Brahim Tazaghart « Le Théâtre Amazigh arrive à maturité, c’est désormais un théâtre professionnel »
La 10eme édition du festival national du théâtre amazigh s’est clôturé avant-hier 19 décembre au Théâtre régional de Batna. Nous avons rencontré quelques heures avant le baisser de rideau, Brahim Tazaghart le président du jury du festival.
Il a accepté de répondre à nos questions.
Nous arrivons ce soir à la clôture de cette 10e édition, quel bilan faites-vous de la participation de cette année ?
Tout d’abord je tiens à remercier les organisateurs, à leur tête le commissaire du festival Salim Souhali pour l’accueil et les conditions agréables de travail. Comme je tire mon chapeau pour le magnifique public qui était à la hauteur de l’événement avec une présence massive tout au long du festival.
Je crois que le festival national du théâtre amazigh qui fête sa dixième année arrive à maturité. C’est désormais un théâtre professionnel qui n’a rien à envier aux autres théâtres .
Certains disent que le théâtre Amazigh est resté cantonné dans la satire sociale, dans le sketch plus au moins léger …
Je ne suis pas d’accord avec ce constat. J’en veux pour preuve la diversité des thèmes abordés par les pièces qui ont participé cette année : on a eu des textes philosophiques, des adaptations de tragédies grecques, des textes tirés de la littérature universelle, tous les thèmes sont abordé d’une manière formidable, l’écriture par cliché est dépassé par le théâtre amazigh.

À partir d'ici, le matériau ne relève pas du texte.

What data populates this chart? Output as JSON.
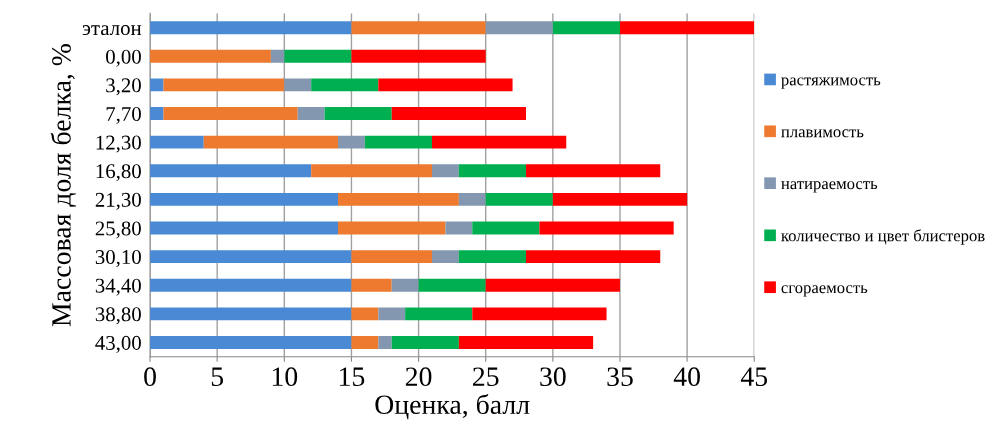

L’esthétique des textes respectent désormais les standards professionnels, et lorsqu’on professionnalise la production en mettant les moyens, le résultat est toujours satisfaisant, l’exemple des théâtres régionaux est édifiant à cet égard.
La complicité entre la scène et le public a été formidable. Et même si le public était chaouiphone dans son ensemble, cela n’a pas empêché l’interactivité entre ce dernier et la scène.
Justement, durant la journée d’étude organisée à la marge du festival, vous avez plaidé pour la création d’ateliers de traduction inter-variantes. Quel est le rôle que vous assignez à ces ateliers ?
Dans le théâtre nous avons la possibilité de contrôler la création du néologisme pour rapprocher les variantes et aller vers une standardisation convergente de tamazight, et de permettre à toutes les variantes d’avancer en même temps. C’est la raison pour laquelle j’ai fait la proposition de l’écriture intervariante .
Dans la réalité, nous avons le kabyle qui est très bien doté de productions artistiques dans tous les genres littéraires : nouvelle, poésie, roman, théâtre. Le kabyle ne doit pas se détacher des autres variantes par la qualité et la quantité de sa production littéraire, il doit aider les autres variantes à enrichir la bibliothèque amazighe commune.
Ensuite viendra le rôle de l’enseignement. Il ne faut pas qu’il y ait une rupture entre la langue de la mère et celle de l’école (qui est la seconde mère). L’élève doit commencer à apprendre tamazight dans sa variété locale et ensuite seulement , la convergence avec les autres variantes arrivera. Le but est de rapprocher les différentes variantes amazighes et à terme, arriver à une intercompréhension.
En plus des théâtres régionaux, des associations et des coopératives de théâtre ont pris part au festival malgré le manque de moyens
En effet il y avait beaucoup d’amateur qui ont participé à cette 10e édition à l’image de la troupe de Beldet Omar de Ouargla, d’ Akbou wilaya de Bejaia , d’Iferhounen wilaya de Tizi Ouzou , et de Ghardaïa .
Il faut que l’Etat mette les moyens pour aider toutes ses associations. Nous avons abordé dans nos recommandations la problématique de la formation et avons proposé des ateliers, des cycles de formations, et des rencontres thématiques, en faveur de ces associations et coopératives théâtrales.
Nous avons également préconisé que la pièce couronnée du premier prix puisse effectuer une tournée nationale, et qu’elle soit traduite dans toutes les variantes amazighe. Nous avons aussi émis le vœu de voir des pièces en Tamazight représenter l’Algérie dans les festivals à l’étranger.